La ricetta di Díaz-Canel per superare la crisi del 2026: tornare al pensiero di Fidel

Miguel Díaz-CanelFoto © Presidenza Cuba

Mientras Cuba accumula sette interruzioni di corrente nazionali dall'inizio del 2026 e la popolazione sopporta tagli di elettricità fino a 20 ore al giorno, Miguel Díaz-Canel ha inaugurato lunedì il I Colloquio Internazionale «Fidel: eredità e futuro» con un messaggio che riassume la sua strategia di fronte alla peggiore crisi in decenni: tornare al pensiero di Fidel Castro come guida per uscire dal collasso.

Nel suo discorso magistrale di fronte a oltre 1.500 delegati provenienti da 63 paesi riuniti al Palazzo delle Convenzioni dell'Avana, il presidente cubano ha riconosciuto che il paese sta attraversando «uno dei momenti più difficili» della Rivoluzione nei suoi 67 anni, ma ha escluso qualsiasi cambiamento di rotta ideologica.

L'evento, che si svolgerà fino al 13 agosto —data del centenario della nascita di Castro—, ha visto anche la presenza del presidente dell'Assemblea Nazionale, Esteban Lazo, del primo ministro Manuel Marrero e Roberto Morales Ojeda.

Díaz-Canel ha sostenuto che l'eredità del leader storico della Rivoluzione non è un catalogo di frasi, ma un metodo d'azione: «Fidel non ha lasciato ricette; ha lasciato un metodo», ha dichiarato, e ha invitato ad applicarlo per affrontare la crisi attuale basandosi sull'analisi della realtà, obiettivi politici chiari, mobilitazione popolare e adattamento a circostanze avverse.

«Salvare la Rivoluzione Cubana da una delle minacce più gravi che abbia affrontato in 67 anni, sotto aggressioni di ogni tipo, è la maggiore sfida della nostra generazione», ha dichiarato, anche se ha attribuito i problemi all'embargo statunitense e a ciò che ha definito «ostilità imperiale», eludendo la responsabilità del modello economico che lo stesso regime gestisce.

La richiesta per il centenario di Castro arriva in un momento in cui Cuba accumula sei collassi del suo sistema elettrico nel 2026, una grave carenza di carburante, cibo e medicinali.

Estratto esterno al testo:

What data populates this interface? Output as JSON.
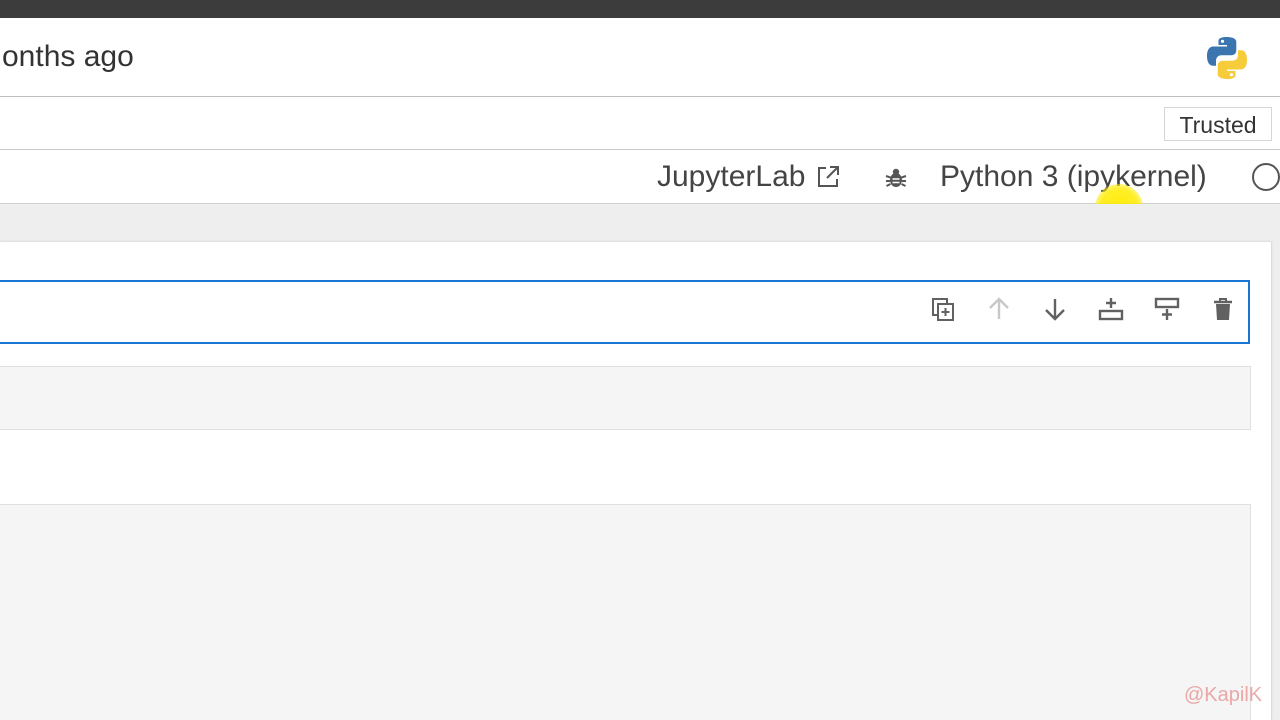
{
  "header": {
    "title_fragment": "onths ago"
  },
  "toolbar": {
    "trusted_label": "Trusted"
  },
  "kernel_bar": {
    "jupyterlab_label": "JupyterLab",
    "kernel_name": "Python 3 (ipykernel)"
  },
  "cell_toolbar": {
    "buttons": [
      "duplicate-cell",
      "move-cell-up",
      "move-cell-down",
      "insert-cell-above",
      "insert-cell-below",
      "delete-cell"
    ]
  },
  "watermark": {
    "text": "@KapilK"
  },
  "colors": {
    "active_cell_border": "#1976d2",
    "top_bar": "#3c3c3c",
    "cursor_highlight": "#ffeb00"
  }
}
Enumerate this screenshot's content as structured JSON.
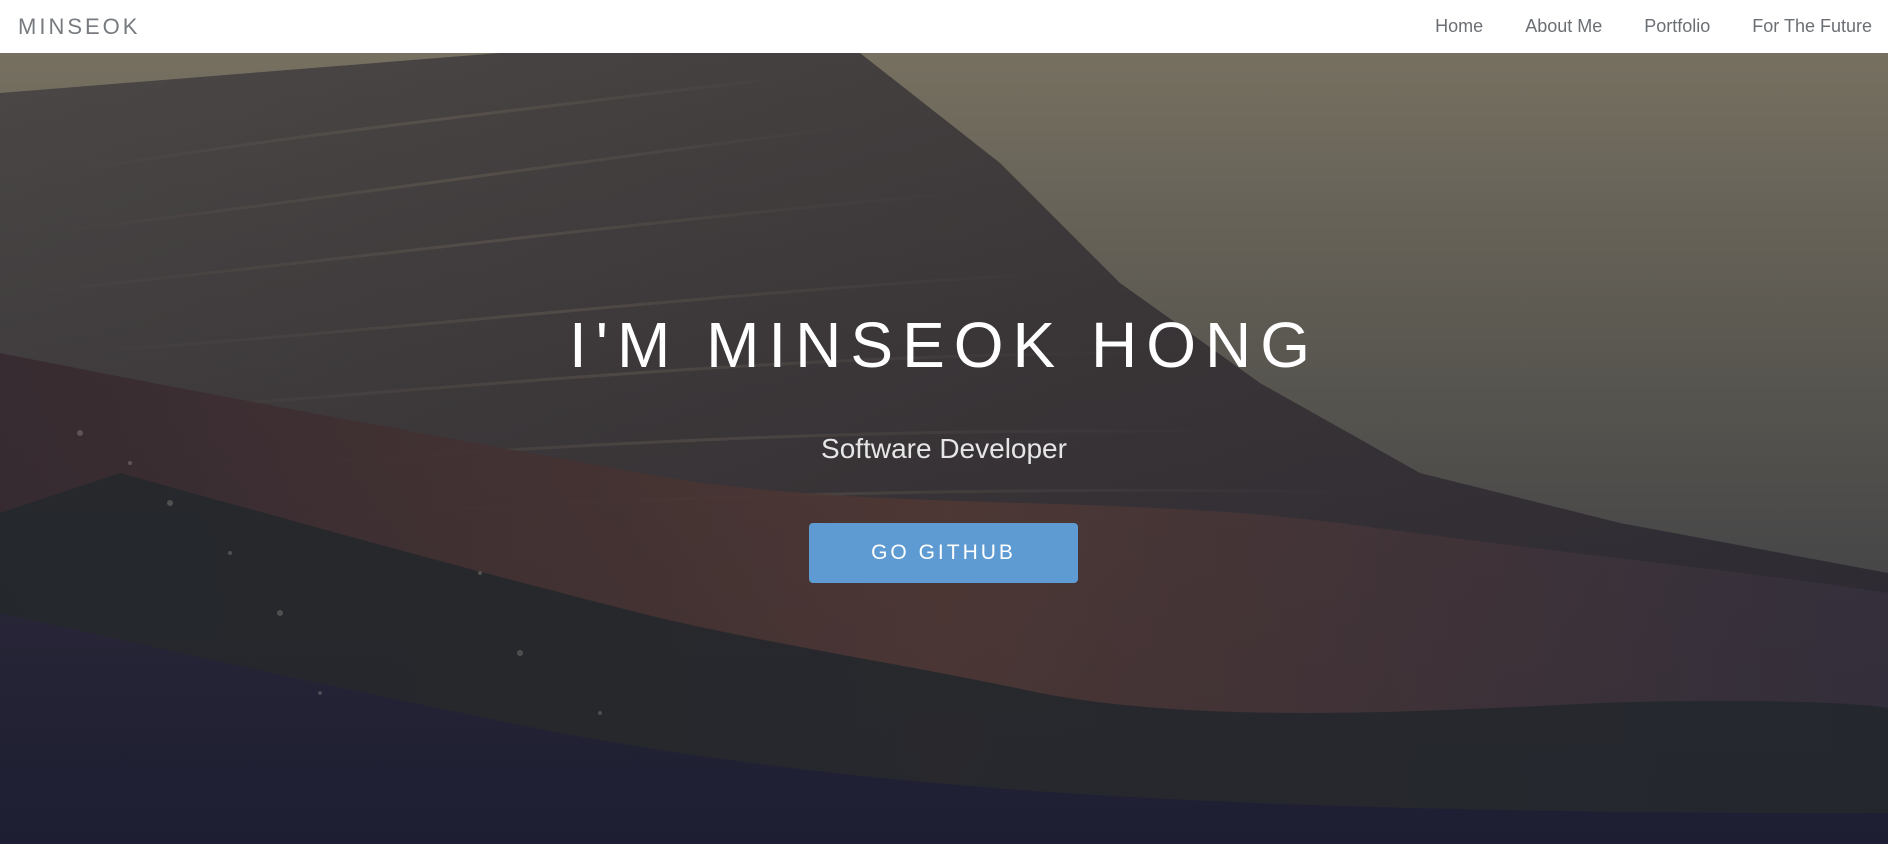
{
  "navbar": {
    "brand": "MINSEOK",
    "links": [
      {
        "label": "Home"
      },
      {
        "label": "About Me"
      },
      {
        "label": "Portfolio"
      },
      {
        "label": "For The Future"
      }
    ]
  },
  "hero": {
    "title": "I'M MINSEOK HONG",
    "subtitle": "Software Developer",
    "cta_label": "GO GITHUB"
  },
  "colors": {
    "accent": "#5f9bd3",
    "nav_text": "#6b6f74",
    "brand_text": "#777b80"
  }
}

Proprio lunedì la UNE stimava una disponibilità di appena 1.000 MW di fronte a una domanda massima di 3.250 MW

El stesso Díaz-Canel aveva riconosciuto ad aprile che Cuba «è assolutamente priva di carburante per quasi tutto», e a giugno ha ammesso che la «resistenza creativa» non è più sufficiente per affrontare il deterioramento.

In luglio ha inoltre riconosciuto che il regime ha fatto ricorso a «pratiche proprie del capitalismo» per preservare il sistema, e ha promesso di «liberare le forze produttive», sebbene senza abbandonare il controllo statale del modello socialista.

Di fronte a quel quadro, il governo ha annunciato un pacchetto di 176 misure economiche e sociali, ma la strategia centrale che Díaz-Canel ha esibito davanti ai delegati stranieri è stata la legittimazione ideologica: studiare Fidel «non come un deposito di citazioni», ma come una bussola pratica.

Il contrasto tra l'evento e la realtà quotidiana dei cubani non è passato inosservato: mentre più di mille stranieri sono arrivati a L'Avana per celebrare il centenario, la popolazione dell'isola sopporta interruzioni prolungate di corrente e scarsità del più basilare.

La ONU ha avvertito lo scorso maggio che la mancanza di forniture di petrolio aggrava la situazione umanitaria a Cuba, influenzando i settori della salute, dell'alimentazione e dell'acqua potabile.

«Il pensiero di Fidel è la bussola più precisa per affrontare la tempesta che vive il popolo cubano», ha concluso Díaz-Canel di fronte ai delegati, una frase che riassume la scommessa del regime: di fronte a una crisi senza soluzione in vista, invocare il fondatore come risposta.